Farmer John is an astounding accounting wizard and has realized he might run out of money to run the farm. He has already calculated and recorded the exact amount of money (1 ≤ moneyi ≤ 10,000) that he will need to spend each day over the next N (1 ≤ N ≤ 100,000) days.
FJ wants to create a budget for a sequential set of exactly M (1 ≤ M ≤ N) fiscal periods called "fajomonths". Each of these fajomonths contains a set of 1 or more consecutive days. Every day is contained in exactly one fajomonth.
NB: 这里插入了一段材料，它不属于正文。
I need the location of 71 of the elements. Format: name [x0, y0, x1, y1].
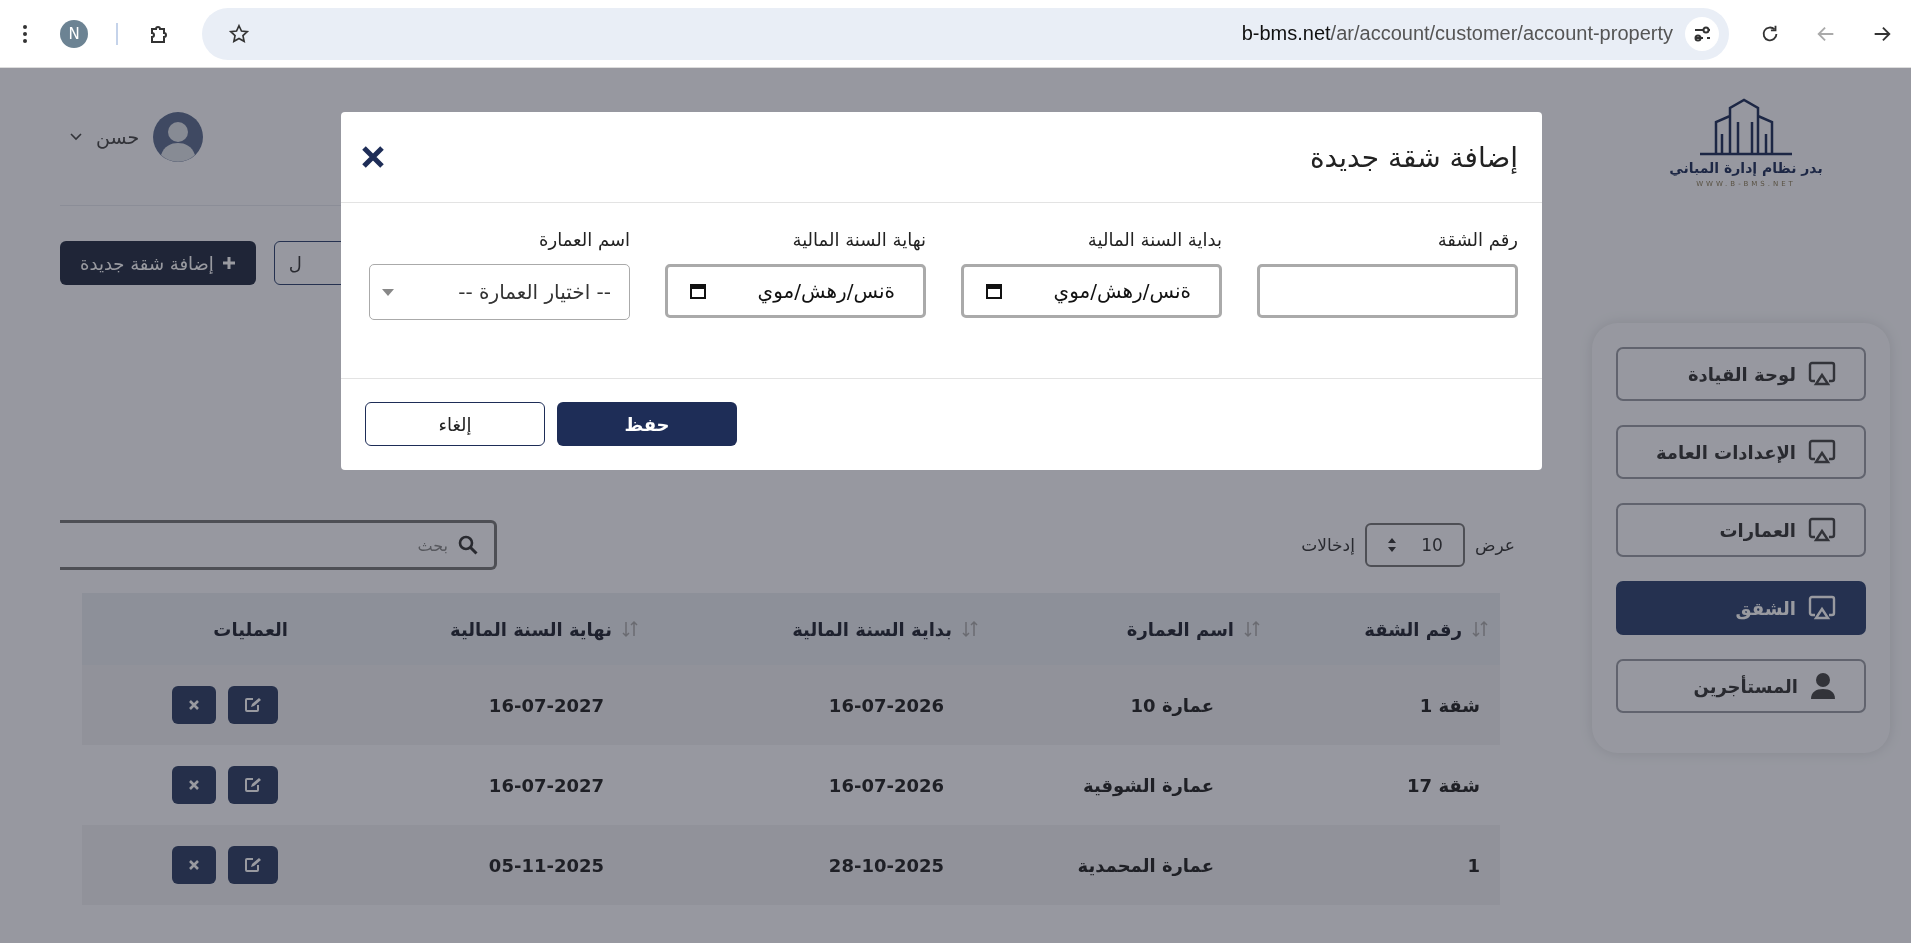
save-button[interactable]: حفظ	[557, 402, 737, 446]
sidebar-item[interactable]: الإعدادات العامة	[1616, 425, 1866, 479]
edit-icon	[244, 697, 262, 713]
input-field[interactable]	[1257, 264, 1518, 318]
delete-button[interactable]	[172, 846, 216, 884]
search-icon	[458, 535, 478, 555]
edit-button[interactable]	[228, 766, 278, 804]
screen-icon	[1808, 361, 1836, 387]
sidebar-item[interactable]: العمارات	[1616, 503, 1866, 557]
close-icon	[188, 859, 200, 871]
table-cell: عمارة المحمدية	[1077, 854, 1214, 876]
column-header[interactable]: نهاية السنة المالية	[300, 618, 650, 640]
close-icon	[188, 779, 200, 791]
edit-button[interactable]	[228, 846, 278, 884]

FJ's goal is to arrange the fajomonths so as to minimize the expenses of the fajomonth with the highest spending and thus determine his monthly spending limit.
Input
Line 1: Two space-separated integers: N and M
Lines 2.. N+1: Line i+1 contains the number of dollars Farmer John spends on the ith day
Output
Line 1: The smallest possible monthly limit Farmer John can afford to live with.
Sample Input
7 5
100
400
300
100
500
101
400
Sample Output
500
Hint
If Farmer John schedules the months so that the first two days are a month, the third and fourth are a month, and the last three are their own months, he spends at most $500 in any month. Any other method of scheduling gives a larger minimum monthly limit.
题意:
给出农夫在n天中每天的花费,要求把这n天分成m组,每组的天数必须连续的,要求各组的花费之和应该尽可能地小,最后输出各组花费之和中的最大值。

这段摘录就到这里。